The automatic annotation and analysis of speech.
sppas is the Python package of the SPPAS software.
It provides an API for annotating, segmenting, and analyzing audio and video
speech recordings, as well as tools for working with annotated data.
SPPAS is designed to assist researchers and linguists in analyzing speech data by providing a range of tools and functionalities related to phonetics, acoustics, signal processing, video processing, etc.
Among other features, SPPAS allows users to automatically annotate speech data at different phonetic levels. This annotated data can then be used to segment speech into meaningful units (e.g., phonemes, syllables, words) and align it with the original speech signal. SPPAS includes statistical tools for analyzing the data and extracting relevant information from the corpus. The software also offers a manual annotation interface and supports various annotation formats. It can export annotated data in various formats for compatibility with other speech processing and statistical analysis tools.
SPPAS allows users to customize automatic annotations to their own needs and implement custom annotation solutions.
It is a research-oriented tool and may require some familiarity with speech processing concepts and techniques.
SPPAS provides 24 automatic annotation and analysis solutions, facilitating the study of various aspects of phonetics and linguistics.
It is primarily used for speech segmentation: the process of taking the orthographic transcription of an audio segment (such as IPUs – Inter-Pausal Units) and determining where particular phonemes or words occur in that segment.

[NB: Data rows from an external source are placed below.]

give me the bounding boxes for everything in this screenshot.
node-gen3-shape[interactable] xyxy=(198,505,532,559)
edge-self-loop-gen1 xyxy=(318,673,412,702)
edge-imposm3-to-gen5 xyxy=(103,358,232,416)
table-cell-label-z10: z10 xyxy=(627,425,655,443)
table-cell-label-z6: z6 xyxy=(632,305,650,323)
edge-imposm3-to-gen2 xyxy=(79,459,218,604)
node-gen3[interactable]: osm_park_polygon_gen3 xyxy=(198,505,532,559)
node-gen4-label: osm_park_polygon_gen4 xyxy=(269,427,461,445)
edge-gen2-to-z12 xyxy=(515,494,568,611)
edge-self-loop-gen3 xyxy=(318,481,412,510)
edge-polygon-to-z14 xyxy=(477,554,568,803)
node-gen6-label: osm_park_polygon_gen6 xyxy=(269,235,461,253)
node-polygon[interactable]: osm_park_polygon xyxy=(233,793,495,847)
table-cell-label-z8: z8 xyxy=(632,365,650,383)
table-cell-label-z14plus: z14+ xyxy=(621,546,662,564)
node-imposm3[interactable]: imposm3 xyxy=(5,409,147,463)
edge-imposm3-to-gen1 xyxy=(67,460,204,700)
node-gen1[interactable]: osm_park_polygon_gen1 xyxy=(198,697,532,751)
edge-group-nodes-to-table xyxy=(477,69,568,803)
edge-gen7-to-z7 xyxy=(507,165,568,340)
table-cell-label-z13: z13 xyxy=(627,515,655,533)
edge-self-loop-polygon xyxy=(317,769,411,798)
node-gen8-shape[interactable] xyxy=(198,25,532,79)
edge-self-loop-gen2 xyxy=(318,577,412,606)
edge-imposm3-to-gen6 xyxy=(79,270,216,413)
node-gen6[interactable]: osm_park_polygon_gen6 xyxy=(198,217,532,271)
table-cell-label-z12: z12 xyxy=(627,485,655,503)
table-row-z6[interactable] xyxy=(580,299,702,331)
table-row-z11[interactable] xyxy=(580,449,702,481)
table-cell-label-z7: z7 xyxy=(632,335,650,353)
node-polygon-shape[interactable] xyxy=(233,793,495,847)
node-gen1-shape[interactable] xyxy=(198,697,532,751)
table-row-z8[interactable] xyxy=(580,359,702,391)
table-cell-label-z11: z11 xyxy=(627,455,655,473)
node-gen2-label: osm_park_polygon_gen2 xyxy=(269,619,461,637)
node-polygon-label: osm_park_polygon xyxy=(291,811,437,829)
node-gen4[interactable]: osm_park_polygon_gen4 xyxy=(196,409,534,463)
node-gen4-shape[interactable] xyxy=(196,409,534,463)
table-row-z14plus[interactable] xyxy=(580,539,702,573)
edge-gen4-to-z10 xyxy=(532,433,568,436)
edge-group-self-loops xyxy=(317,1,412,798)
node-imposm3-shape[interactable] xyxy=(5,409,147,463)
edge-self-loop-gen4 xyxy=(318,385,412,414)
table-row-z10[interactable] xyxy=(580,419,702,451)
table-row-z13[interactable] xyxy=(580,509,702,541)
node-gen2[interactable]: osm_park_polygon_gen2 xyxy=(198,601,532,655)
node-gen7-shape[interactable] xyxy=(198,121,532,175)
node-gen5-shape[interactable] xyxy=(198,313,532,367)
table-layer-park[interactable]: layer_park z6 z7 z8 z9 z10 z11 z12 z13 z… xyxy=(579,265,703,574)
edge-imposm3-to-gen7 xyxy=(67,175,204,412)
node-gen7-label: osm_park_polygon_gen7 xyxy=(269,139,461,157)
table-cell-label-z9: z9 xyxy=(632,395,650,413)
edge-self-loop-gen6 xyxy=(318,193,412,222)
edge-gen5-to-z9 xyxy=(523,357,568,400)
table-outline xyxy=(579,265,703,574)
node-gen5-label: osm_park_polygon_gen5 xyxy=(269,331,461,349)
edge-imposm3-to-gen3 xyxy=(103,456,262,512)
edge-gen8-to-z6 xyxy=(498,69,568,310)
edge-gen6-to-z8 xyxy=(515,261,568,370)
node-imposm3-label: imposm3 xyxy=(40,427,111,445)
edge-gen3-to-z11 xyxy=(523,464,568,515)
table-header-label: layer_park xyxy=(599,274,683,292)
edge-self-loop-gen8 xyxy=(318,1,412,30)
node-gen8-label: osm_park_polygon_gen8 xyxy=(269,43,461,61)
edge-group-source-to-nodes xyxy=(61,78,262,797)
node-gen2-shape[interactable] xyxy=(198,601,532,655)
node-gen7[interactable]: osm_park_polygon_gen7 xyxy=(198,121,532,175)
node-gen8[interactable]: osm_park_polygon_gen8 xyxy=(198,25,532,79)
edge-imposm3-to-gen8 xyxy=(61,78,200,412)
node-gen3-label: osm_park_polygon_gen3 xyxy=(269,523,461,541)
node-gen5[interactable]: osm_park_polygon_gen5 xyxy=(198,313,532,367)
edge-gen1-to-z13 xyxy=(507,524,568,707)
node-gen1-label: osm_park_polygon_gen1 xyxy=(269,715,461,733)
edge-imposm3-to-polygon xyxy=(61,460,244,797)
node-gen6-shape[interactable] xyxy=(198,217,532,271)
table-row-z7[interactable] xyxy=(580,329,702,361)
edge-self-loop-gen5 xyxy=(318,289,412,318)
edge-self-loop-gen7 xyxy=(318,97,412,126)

SPPAS is then a free and open-source speech segmentation tool designed to meet the real needs of researchers in linguistics and phonetics. Unlike most systems evaluated only through technical benchmarks, SPPAS offers a transparent, modular and fully traceable architecture. Each step—text normalization, phonetic transcription, forced alignment—is explicit, documented, published and customizable. This FAIR-compliant approach (Findable, Accessible, Interoperable, Reusable) supports scientific reproducibility, adaptability, and open science practices.
SPPAS challenges the limits of conventional evaluation metrics and proposes an alternative, multi-criteria framework for assessing usability, transparency, and research value.
SPPAS features can be extended in two ways:
By using SPPAS/sppas, you agree to cite a reference in your publications or product.
Any publication or product resulting from the use of this software, including but not limited to academic journal and conference publications, technical reports and manuals, or software, must cite at least one reference either among the following works or among any of the references listed in the book:
Brigitte Bigi (2015). SPPAS - Multi-lingual Approaches to the Automatic Annotation of Speech. The Phonetician - International Society of Phonetic Sciences, ISSN 0741-6164, Number 111-112 / 2015-I-II, pages 54-69.
$ pip install sppas
Install optional components (linguistic resources, models, etc.):
$ sppassetup --help
$ sppassetup --eng
Read an annotated file and convert it to another format:
from sppas.src.anndata import sppasTrsRW
parser = sppasTrsRW("recording.TextGrid")
trs = parser.read()
parser.set_filename("recording.csv")
parser.write(trs)
For more examples, see the API documentation.
Automatic annotations are available via the scripts in sppas/bin/.
For example, full automatic speech segmentation:
$ sppasseg -w audio.wav -l eng -e .TextGrid
Additional scripts for data processing and analysis are available in sppas/scripts/.
$ git clone https://github.com/brigittebigi/sppas.git
$ python -m venv sppas-venv
$ source sppas-venv/bin/activate
$ pip install -e .
$ sppassetup --help
The API documentation is available locally in the docs/ folder — open docs/index.html in a browser.
It is generated by ClammingPy and uses
Whakerexa for accessibility (light/dark mode, dyslexia-friendly font, WCAG spacing).
To re-generate it:
$ pip install pygments markdown2 "ClammingPy>=2.1"
$ python makedoc.py
Bug reports and contributions are welcome by e-mail at contact@sppas.org. Please read the code of conduct and the code style guide before contributing. Contributors must agree to the DCO.
This program is free software: you can redistribute it and/or modify it under the terms of the GNU Affero General Public License as published by the Free Software Foundation, either version 3 of the License, or (at your option) any later version.